Not only did I use this project based style of learning improve my own skills but I managed to inspire others in the process. What a blessing! There’s no better motivation than that.

When I stopped writing that blog, guess what? I found it hard to create images, my drive to create completely disappeared. I tried haphazardly but felt lost without direction. And not always because I was stuck for ideas, but because I often had too many that I had no clue where to start.

And that’s when I realised that the only way I can personally create, or really achieve anything, is by using a project structure. Now there’s been plenty of studies into why project based learning is a preferable style of teaching so I won’t cover the nitty gritty of that. I just know that through my own personal experiences it’s absolutely what works for me. But I also strongly suspect it’s the reason so many photographers drop the ball. So often I hear photographers saying they’ve lost their mojo or are taking lengthy breaks or that life got in the way. And it got me thinking.

Other craftspeople use projects. Knitters make scarves, musicians write songs, authors write books, illustrators draw pictures, sculptors make structures. They all have an end goal they work towards that produces tangible results. Yet photographers so rarely do. We often treat it like a passive hobby, taking our camera with us on excursions and coming home with photos of what we discovered. And while an excursion in itself is a kind of project, if we don’t have definitive things to capture and a way to share or use those results, then eventually photography starts to become kind of pointless. If we came home with one perfect photo, maybe that would make it worthwhile but instead we come home with many, mostly useless photos that clutter up our hard drive. And alas, we lose interest and let other things take priority.
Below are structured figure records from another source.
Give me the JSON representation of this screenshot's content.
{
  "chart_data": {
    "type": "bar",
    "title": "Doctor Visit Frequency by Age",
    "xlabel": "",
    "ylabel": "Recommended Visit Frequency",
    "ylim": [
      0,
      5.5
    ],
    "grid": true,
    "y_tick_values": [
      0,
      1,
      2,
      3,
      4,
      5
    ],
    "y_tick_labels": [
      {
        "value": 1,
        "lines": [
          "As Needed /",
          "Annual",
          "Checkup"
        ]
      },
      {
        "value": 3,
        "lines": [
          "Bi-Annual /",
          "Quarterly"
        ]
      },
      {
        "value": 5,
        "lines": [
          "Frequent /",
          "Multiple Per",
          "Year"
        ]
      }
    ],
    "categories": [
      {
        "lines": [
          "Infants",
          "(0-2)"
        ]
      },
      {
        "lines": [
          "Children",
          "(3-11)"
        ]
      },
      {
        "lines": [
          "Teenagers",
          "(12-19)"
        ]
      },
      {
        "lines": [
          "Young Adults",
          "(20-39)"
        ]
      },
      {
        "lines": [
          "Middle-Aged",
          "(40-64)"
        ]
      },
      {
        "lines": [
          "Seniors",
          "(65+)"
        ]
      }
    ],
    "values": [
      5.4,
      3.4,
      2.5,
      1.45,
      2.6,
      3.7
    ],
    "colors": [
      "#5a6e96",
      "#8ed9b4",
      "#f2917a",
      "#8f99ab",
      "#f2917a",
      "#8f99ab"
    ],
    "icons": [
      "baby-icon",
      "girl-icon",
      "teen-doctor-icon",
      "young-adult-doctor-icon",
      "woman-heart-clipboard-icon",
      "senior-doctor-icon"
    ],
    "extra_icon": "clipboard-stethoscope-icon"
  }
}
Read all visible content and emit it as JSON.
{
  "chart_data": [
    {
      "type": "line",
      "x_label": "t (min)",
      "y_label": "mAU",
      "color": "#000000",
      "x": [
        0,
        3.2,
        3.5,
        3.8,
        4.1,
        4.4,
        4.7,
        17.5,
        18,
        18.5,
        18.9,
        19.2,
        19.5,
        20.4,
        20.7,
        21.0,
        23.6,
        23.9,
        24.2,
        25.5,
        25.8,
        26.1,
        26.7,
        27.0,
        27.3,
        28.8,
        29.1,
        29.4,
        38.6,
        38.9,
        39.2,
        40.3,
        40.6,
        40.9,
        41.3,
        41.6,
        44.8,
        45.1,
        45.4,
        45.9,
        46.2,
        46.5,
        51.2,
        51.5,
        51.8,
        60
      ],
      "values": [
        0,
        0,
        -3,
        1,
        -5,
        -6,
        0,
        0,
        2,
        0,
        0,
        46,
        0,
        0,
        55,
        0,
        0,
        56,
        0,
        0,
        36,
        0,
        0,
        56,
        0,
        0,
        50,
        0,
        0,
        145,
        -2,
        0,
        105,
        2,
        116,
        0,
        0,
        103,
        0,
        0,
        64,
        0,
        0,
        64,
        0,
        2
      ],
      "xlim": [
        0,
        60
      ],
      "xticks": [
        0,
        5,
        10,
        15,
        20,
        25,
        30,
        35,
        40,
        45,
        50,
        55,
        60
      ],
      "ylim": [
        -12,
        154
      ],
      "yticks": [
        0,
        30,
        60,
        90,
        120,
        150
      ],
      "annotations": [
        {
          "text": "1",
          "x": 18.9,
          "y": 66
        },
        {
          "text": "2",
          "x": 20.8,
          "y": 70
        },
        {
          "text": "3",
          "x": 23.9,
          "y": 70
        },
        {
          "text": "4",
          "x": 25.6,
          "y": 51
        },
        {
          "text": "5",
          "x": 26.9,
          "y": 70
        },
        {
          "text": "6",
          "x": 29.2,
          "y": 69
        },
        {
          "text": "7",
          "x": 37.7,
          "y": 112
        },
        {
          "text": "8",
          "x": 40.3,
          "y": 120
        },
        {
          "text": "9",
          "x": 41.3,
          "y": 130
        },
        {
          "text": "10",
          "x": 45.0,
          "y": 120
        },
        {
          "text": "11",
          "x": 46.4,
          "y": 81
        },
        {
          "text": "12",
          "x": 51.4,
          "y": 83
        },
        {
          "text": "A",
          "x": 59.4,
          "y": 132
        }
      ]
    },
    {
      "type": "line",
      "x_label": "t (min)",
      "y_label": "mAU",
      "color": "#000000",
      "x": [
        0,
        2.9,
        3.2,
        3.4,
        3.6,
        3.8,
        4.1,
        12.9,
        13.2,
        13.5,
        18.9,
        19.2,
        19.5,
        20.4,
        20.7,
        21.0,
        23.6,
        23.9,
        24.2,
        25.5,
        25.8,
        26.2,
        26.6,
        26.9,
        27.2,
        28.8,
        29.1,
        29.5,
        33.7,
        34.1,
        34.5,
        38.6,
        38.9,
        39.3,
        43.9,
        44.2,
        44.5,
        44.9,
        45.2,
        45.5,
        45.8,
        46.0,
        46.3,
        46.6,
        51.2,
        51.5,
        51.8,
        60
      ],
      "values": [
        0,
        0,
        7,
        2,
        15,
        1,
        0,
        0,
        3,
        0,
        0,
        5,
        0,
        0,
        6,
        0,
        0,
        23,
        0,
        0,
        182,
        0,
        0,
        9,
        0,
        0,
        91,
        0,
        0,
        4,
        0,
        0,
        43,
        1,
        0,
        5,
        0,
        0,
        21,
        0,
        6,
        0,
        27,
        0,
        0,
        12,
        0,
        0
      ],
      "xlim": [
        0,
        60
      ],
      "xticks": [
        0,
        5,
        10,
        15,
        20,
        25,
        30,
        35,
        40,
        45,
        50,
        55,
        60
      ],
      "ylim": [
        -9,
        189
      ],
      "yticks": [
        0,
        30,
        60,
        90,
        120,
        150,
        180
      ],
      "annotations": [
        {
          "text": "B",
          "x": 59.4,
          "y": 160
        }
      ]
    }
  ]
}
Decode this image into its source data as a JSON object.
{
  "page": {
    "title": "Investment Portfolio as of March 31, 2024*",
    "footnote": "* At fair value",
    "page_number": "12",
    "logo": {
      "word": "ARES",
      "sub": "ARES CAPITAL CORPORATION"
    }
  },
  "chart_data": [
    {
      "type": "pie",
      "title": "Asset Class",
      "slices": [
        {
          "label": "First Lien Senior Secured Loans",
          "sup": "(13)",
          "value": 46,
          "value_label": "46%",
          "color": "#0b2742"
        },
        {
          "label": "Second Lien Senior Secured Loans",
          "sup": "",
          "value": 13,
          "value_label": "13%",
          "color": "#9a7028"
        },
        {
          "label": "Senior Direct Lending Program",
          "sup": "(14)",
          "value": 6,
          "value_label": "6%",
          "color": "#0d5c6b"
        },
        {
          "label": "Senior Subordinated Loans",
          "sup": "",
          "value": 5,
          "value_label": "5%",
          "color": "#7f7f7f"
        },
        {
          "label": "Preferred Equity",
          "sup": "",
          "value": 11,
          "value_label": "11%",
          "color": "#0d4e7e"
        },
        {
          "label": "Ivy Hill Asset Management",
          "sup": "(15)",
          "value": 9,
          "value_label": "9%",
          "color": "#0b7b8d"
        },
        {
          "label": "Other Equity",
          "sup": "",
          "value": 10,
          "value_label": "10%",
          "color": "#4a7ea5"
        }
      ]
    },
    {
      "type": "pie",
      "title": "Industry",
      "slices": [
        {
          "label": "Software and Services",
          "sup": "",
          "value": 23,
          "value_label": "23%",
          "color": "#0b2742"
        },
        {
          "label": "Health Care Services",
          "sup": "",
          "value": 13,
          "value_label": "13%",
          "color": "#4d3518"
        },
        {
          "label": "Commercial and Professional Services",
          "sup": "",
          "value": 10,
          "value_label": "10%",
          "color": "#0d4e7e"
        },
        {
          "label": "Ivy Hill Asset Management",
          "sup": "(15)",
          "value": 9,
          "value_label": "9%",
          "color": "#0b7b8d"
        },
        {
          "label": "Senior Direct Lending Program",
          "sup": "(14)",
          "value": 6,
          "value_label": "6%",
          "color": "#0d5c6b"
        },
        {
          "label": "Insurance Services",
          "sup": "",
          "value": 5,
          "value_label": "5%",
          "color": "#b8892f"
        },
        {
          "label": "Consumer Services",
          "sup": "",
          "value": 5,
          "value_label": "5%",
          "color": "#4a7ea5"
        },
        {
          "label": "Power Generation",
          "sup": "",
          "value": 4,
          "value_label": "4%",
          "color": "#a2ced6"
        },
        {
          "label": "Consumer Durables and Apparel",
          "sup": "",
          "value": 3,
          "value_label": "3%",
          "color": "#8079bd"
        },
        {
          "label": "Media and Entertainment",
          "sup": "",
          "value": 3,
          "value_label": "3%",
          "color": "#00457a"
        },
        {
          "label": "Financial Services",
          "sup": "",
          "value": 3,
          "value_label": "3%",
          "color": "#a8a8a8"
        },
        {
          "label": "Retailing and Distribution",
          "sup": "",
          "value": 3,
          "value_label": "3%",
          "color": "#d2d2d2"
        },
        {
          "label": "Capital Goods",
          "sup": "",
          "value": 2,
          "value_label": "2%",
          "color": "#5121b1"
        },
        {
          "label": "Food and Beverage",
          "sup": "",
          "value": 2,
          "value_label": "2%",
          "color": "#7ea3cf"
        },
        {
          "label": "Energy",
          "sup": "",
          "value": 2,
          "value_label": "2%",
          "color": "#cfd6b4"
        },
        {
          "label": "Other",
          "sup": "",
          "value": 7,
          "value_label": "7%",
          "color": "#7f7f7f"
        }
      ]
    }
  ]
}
And this is why I began working on my photography membership, Creative Photo Folk. I knew that for me to achieve consistently I needed projects and so I thought, well maybe other photographers would benefit from capturing fun little projects too? It would help them improve their skills, build a portfolio and teach them the benefits of goal setting. And I knew that even if my membership wasn’t a success, at least I’d become a better photographer in the process of creating it.

So I made a list of all the creative projects I could think of, researched how to shoot them all, and set about photographing each one, writing tutorials as I went. And once again, I became super productive. My portfolio expanded rapidly, I was creating and selling artworks again. All while crafting content to help other photographers.

So if you struggle with motivation, do a project. I personally like to assess where I need to improve and work on that specifically but if you’re not sure, try a 12 month or 52 week project. I do however caution against 365 projects. Over the years I’ve watched several people attempt them and while some have been successful, I’ve also seen many more reach the end of the project and disappear, never to be heard from again because they turned photography into a hateful chore.

Whatever you choose, please be kind to yourself. My photo blog started off weekly and dropped down to fortnightly and no one ever minded. There’s absolutely no reason to beat yourself up if you need downtime and miss a week or two. It’s your quest. You make the rules.

Within Creative Photo Folk we do fortnightly challenges around projects, rather than themes, and the rules are quite loose. I don’t ever want anyone to feel like they’ve failed. I set challenges purely to keep members accountable and give them an opportunity to build their portfolios.

If you’re struggled with consistency in the past, a project just might be the key to keep you picking up your camera. So give it a go!